Confiance en soi, persévérance : ce que le jeu peut apporter
Au-delà des capacités “intellectuelles”, jouer peut aussi influencer le caractère de l’enfant de manière positive. Beaucoup de parents ont constaté que leur enfant est fier lorsqu’il réussit quelque chose dans un jeu. Cet orgueil, à dose raisonnable, peut nourrir sa confiance en lui.
Prenons un exemple concret : un enfant plutôt timide, qui manque d’assurance à l’école, réussit à terminer un niveau très difficile dans son jeu de plateforme préféré. Il a persévéré, il y est arrivé. Cette expérience de réussite, même virtuelle, lui montre qu’il *peut* réussir en s’accrochant. Cela peut améliorer son estime de soi. « Les jeux vidéo aident les enfants à être fiers d’eux-mêmes, en améliorant l’image qu’ils ont d’eux au fil des succès dans le jeu », souligne Juliette Defrance du site Gaming Campus. Bien sûr, il faut que ces succès restent à leur portée et valorisés par l’entourage (d’où l’intérêt de s’intéresser un peu aux exploits vidéoludiques de nos enfants).
Un autre apport est la persévérance. Dans un jeu vidéo, l’échec n’est pas définitif : on peut *réessayer* autant de fois que nécessaire. L’enfant apprend donc que l’échec fait partie du processus et qu’en changeant de tactique ou en s’entraînant, on finit par y arriver. C’est exactement le message que l’on veut lui transmettre pour la vie réelle ! Des chercheurs en psychologie de l’éducation (comme Carol Dweck, avec la théorie de l’“esprit de croissance”) soulignent l’importance de voir l’échec non comme une fatalité mais comme une opportunité d’apprendre et de s’améliorer. Or, le jeu vidéo inculque cela intuitivement : *“Game Over – Try Again”*. « Les jeux vidéo apprennent à l’enfant que l’échec peut être une source de motivation à ne pas baisser les bras et à revoir sa stratégie », note ainsi un expert en éducation numérique.

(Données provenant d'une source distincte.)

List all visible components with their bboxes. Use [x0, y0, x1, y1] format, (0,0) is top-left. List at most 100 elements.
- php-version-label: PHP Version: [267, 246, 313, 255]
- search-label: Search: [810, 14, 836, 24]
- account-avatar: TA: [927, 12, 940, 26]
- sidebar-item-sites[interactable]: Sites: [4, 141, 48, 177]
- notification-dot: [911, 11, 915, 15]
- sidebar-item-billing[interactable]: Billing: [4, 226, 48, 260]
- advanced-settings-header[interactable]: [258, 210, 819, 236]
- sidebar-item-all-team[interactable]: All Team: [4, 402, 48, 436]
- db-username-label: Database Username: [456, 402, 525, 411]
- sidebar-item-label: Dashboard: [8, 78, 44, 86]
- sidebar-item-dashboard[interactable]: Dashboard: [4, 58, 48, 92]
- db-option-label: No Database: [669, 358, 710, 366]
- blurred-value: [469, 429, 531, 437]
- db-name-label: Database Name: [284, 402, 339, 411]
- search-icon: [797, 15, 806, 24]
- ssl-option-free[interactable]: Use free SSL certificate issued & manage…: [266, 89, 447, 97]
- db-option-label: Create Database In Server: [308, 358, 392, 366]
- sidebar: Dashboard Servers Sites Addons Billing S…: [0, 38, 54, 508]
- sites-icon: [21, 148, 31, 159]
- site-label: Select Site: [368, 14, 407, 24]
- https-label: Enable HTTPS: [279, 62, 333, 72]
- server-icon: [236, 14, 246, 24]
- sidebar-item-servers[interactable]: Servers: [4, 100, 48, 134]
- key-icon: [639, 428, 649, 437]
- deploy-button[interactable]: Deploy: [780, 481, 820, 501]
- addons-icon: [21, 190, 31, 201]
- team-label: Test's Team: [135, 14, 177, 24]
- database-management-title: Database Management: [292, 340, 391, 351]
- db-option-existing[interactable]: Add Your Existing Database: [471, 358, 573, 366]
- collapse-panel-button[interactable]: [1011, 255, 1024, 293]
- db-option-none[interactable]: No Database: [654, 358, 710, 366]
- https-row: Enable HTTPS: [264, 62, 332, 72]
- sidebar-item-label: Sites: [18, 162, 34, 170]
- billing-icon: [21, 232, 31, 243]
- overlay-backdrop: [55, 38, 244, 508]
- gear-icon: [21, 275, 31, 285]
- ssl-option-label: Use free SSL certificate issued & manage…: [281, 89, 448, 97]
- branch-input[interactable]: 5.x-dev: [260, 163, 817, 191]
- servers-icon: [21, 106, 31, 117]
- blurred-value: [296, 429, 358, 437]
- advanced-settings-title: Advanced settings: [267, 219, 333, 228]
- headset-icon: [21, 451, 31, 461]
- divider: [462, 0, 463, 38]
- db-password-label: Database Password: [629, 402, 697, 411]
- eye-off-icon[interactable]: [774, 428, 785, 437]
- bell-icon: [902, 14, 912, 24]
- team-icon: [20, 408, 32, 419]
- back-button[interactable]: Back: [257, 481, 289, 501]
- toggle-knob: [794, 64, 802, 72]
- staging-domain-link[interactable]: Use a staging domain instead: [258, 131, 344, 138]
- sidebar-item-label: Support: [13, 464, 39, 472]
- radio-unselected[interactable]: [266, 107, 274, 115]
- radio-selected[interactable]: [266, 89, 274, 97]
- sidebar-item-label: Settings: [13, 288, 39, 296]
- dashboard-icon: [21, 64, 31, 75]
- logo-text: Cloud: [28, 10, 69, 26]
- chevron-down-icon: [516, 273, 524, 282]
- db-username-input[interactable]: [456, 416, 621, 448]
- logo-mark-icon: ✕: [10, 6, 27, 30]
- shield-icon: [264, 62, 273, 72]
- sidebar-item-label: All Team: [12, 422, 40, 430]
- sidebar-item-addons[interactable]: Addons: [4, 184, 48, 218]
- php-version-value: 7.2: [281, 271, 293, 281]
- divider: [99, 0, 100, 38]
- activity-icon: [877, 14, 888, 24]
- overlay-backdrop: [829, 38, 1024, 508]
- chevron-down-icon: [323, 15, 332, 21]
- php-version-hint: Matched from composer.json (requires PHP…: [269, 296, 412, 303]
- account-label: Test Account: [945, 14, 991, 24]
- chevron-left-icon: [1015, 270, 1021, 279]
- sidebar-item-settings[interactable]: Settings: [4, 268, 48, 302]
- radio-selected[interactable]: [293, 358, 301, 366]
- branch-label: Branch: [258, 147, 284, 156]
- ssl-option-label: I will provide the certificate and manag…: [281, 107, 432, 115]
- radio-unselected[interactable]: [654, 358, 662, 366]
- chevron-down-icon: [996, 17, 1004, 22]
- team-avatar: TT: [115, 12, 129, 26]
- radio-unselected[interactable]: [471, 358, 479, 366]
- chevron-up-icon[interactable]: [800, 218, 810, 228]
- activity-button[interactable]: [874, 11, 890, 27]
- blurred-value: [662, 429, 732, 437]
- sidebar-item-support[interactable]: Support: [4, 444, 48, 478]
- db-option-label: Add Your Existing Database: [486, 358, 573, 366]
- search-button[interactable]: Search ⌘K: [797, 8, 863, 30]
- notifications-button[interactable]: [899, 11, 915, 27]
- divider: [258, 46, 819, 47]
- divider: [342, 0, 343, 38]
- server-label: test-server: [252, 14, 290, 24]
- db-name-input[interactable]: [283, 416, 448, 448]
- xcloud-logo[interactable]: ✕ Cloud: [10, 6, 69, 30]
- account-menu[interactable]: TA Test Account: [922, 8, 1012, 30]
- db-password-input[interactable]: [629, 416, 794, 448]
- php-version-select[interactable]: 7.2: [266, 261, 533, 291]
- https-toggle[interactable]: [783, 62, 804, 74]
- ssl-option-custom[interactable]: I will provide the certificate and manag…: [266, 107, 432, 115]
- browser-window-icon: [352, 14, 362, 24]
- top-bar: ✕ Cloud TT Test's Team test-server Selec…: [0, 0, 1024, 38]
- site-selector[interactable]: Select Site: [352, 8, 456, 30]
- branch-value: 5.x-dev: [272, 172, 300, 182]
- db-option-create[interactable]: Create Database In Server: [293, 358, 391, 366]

Enfin, certains jeux développent l’empathie et la sociabilité. Comment ? Via les jeux coopératifs ou les jeux de rôles. Par exemple, dans un jeu où il faut sauver des personnages, l’enfant peut ressentir de la compassion, s’identifier à des héros altruistes, etc. Des études (Université de Milwaukee, 2014) ont même montré qu’après avoir joué à des jeux “gentils” (type Animal Crossing ou des jeux d’entraide), les enfants étaient plus enclins à aider un camarade dans la vraie vie. Bon, l’effet reste temporaire, mais il existe.
Bien sûr, ces vertus du jeu vidéo ne doivent pas masquer que tout dépend du contexte. Un enfant harcelé ou en échec scolaire ne va pas miraculeusement reprendre confiance grâce au seul jeu vidéo. Mais dans un contexte équilibré, le jeu peut contribuer à forger certaines qualités, tout en amusant.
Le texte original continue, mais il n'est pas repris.